As part of the RBI’s continuing efforts to tackle rising inflation in the Indian economy, all members of the RBI’s Monetary Policy Committee (MPC) unanimously voted to increase the repo rate by 50 bps to 5.40%.
Jayanth Varma, one of the six members of the MPC, expressed reservations on the continuation of withdrawal of accommodative stance, though.
Inflation is projected at 6.7% in 2022-23, it has remained higher than the 4% target of the RBI for 33 consecutive months now.
Consumer price index (CPI) inflation also remains uncomfortably high. CPI inflation for Q1- 2023-24 is projected at 5%, and is expected to remain above 6%, the RBI Governor Shaktikanta Das said in a statement.
This means loan EMIs will go up for consumers.
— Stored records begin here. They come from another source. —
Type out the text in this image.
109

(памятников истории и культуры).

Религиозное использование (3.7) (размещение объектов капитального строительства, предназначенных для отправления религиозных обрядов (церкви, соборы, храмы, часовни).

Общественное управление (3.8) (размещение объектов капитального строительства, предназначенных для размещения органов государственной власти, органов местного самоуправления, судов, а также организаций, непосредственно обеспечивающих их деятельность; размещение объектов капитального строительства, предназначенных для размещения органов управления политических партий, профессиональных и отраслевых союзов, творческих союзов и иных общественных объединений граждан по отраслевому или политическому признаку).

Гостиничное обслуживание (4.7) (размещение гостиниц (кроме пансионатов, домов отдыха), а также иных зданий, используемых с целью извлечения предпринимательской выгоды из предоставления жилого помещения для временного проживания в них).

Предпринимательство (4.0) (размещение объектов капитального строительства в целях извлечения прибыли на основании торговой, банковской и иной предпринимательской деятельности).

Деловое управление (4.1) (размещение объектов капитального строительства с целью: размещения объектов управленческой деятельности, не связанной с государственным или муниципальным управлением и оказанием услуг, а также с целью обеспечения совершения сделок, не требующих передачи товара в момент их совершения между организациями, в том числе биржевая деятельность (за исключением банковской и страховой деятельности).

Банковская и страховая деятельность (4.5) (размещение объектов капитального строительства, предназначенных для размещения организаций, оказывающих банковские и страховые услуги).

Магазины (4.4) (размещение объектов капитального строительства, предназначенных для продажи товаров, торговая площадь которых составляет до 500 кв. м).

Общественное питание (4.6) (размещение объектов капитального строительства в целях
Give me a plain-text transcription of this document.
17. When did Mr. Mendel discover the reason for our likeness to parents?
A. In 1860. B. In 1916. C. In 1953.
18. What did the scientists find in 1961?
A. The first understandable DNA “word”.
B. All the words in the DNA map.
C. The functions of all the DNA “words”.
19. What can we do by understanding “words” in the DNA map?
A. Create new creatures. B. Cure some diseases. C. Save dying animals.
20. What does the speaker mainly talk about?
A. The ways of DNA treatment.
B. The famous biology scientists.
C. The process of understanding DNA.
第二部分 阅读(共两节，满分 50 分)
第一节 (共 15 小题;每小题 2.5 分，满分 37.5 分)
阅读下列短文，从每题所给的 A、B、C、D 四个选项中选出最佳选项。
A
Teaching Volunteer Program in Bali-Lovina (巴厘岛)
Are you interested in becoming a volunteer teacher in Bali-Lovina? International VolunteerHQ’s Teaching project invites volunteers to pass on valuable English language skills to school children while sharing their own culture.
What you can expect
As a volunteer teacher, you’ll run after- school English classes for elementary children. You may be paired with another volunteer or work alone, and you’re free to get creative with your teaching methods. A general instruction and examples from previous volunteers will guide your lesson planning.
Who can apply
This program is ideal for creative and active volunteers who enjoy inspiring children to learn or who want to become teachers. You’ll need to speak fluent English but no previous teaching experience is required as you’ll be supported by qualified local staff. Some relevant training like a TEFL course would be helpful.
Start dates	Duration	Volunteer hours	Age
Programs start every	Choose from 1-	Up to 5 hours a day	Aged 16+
Governor Das said that the domestic economic activity is exhibiting signs of broadening, as south-west monsoon rainfall and reservoir levels are above normal, kharif crop sowing is progressing well, marginally below last year’s level due to uneven rainfall distribution.
A ‘resilient economy’ is giving us space to act on inflation with an eye on growth, he added.
India’s foreign exchange reserves remain the fourth largest globally, despite the drawdown to limit rupee volatility.
FDI stands at 13.6 billion dollars in the first quarter of the current financial year, as compared to 11.6 billion dollars in the first quarter of last year.
The ‘Bharat Bill Payment System’ will facilitate inward gross payments for non-resident Indian (NRIs) to pay bills in India and also help senior citizens, according to the RBI Governor.
Governor Das also said that the volatility in global financial markets is impinging upon domestic financial markets, causing imported inflationary reactions.